I lost a good friend recently. She was too young, too vibrant, too involved, too full of life to go so soon—just 51. But she died of metastatic disease. She died with hope and dignity and fighting to the end.

This story to those of us in medicine isn’t unique. But why I am writing this letter is to describe some of the good and bad interventions related to her care. She was diagnosed after her initial presentation by her family doctor who explained to her and her husband what he had found. He made an immediate referral to the BC Cancer Agency where her initial oncologist asked her what she wanted and expected from oncology. She was told on this initial visit she could not be cured.

She wasn’t asking for a cure—just someone knowledgeable who would help her fight her illness—someone on her side fighting for and with her. Someone who gave the impression they cared!

She changed cancer treatment centres and oncologists. Her new oncologist was informative and told her he would do everything he could for her, but gave her and her husband realistic expectations.

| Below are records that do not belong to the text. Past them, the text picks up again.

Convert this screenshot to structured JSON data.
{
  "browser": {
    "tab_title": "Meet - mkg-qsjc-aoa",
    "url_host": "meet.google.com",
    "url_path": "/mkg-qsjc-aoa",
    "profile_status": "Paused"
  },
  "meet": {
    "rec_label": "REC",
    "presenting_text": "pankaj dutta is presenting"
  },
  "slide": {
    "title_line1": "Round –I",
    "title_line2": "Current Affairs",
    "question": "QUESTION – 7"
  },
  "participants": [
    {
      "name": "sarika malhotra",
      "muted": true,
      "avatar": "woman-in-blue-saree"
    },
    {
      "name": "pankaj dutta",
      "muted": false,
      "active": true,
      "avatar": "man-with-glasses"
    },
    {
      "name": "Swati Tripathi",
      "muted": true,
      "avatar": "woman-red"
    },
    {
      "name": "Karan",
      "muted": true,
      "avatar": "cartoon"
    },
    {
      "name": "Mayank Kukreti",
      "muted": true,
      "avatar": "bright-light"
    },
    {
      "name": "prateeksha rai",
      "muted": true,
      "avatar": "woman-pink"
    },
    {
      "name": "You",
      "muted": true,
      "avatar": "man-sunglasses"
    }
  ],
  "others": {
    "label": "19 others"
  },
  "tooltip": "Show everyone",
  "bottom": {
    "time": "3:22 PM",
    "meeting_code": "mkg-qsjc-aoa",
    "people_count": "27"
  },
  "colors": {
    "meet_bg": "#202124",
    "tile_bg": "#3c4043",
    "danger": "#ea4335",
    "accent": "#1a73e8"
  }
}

When the initial chemo failed he went to bat for her, applying through a board of three other oncologists to get approval for another chemo costing $15 000 per month. He kept both her and her husband informed and his door open for any concerns either of them had. He listened. He didn’t presume he knew better than they did what they needed, other than with specific regard to medical treatment.

Right up to the end she was hopeful—she had a cause—to fight, with the help of her oncologist, her family doctor, her husband, her family, her friends—and hopefully to conquer her disease. She had a reason to live, right up to the end.

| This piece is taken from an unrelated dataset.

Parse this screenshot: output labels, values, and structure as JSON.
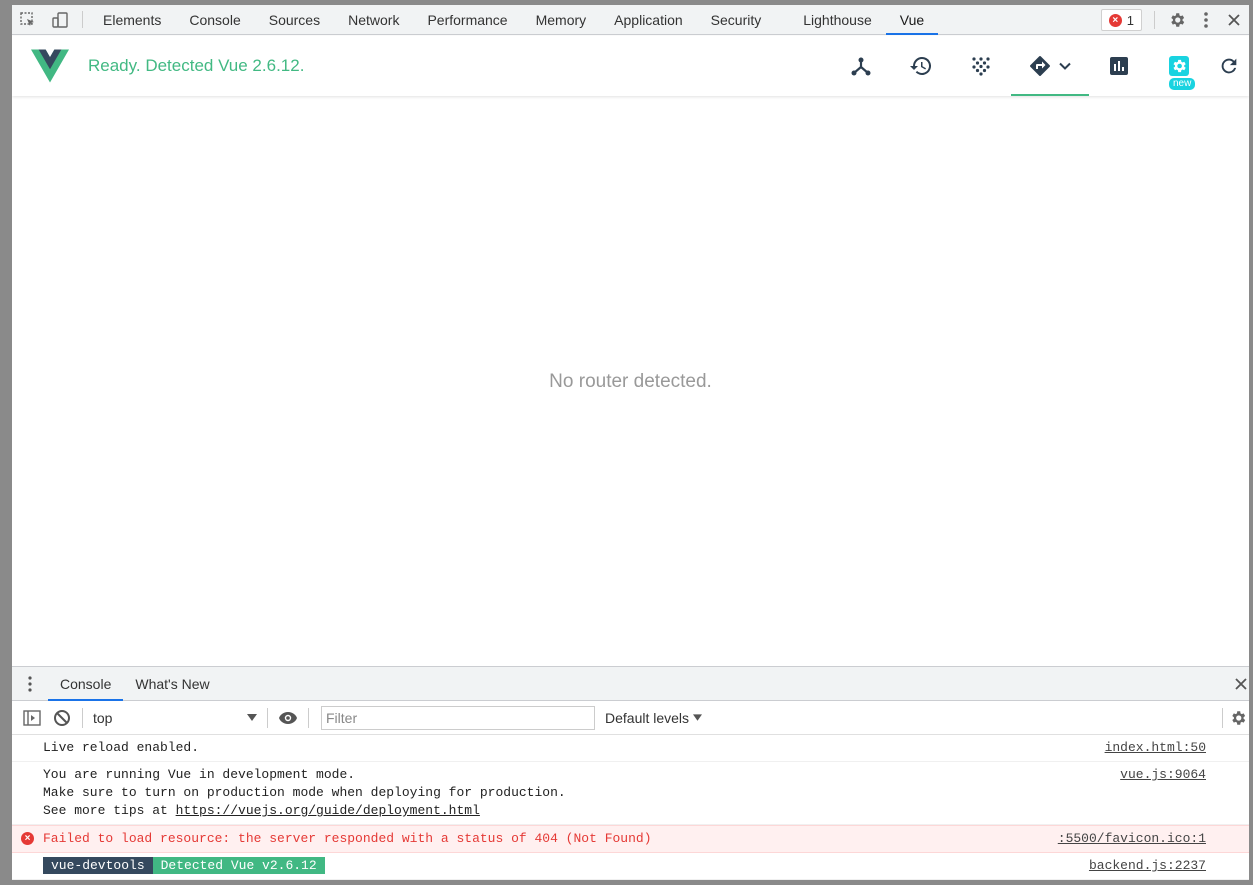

She was an intelligent woman. She knew the gravity of her situation. But she wanted and needed allies in her fight and hope to go on. To take that from her would leave her without any hope—something we as physicians have no right or reason to do.

The first oncologist was medically correct—there was no cure. But what the patient hears in these circumstances is, “There is no hope, no chance, no reason to try or go on.”

That may have been factual, but it was also cruel. We can have the discussion about getting one’s affairs in order, DNR orders, and so on, pragmatically, as part of the patient’s visits. We can do this without removing all hope.

Is being less than factual in these circumstances giving false hope? Is it wrong to not say in so many words, “No matter what we do you’re going to die?” I don’t think so.

I think hope, any hope, is something we can and should give the patient while we do our best to care, comfort, and, if possible, cure. We’re not gods. In case we haven’t noticed, miracles do happen. Sometimes we’re even wrong. Why not give the patient the benefit of our expertise and some hope so he or she can go on—right up to the end? 

—Stephen Shore, MD

Stephen Shore, MD, CCFP. Hope. BCMJ, Vol. 51, No. 8, October, 2009, Page(s) 354 - Letters.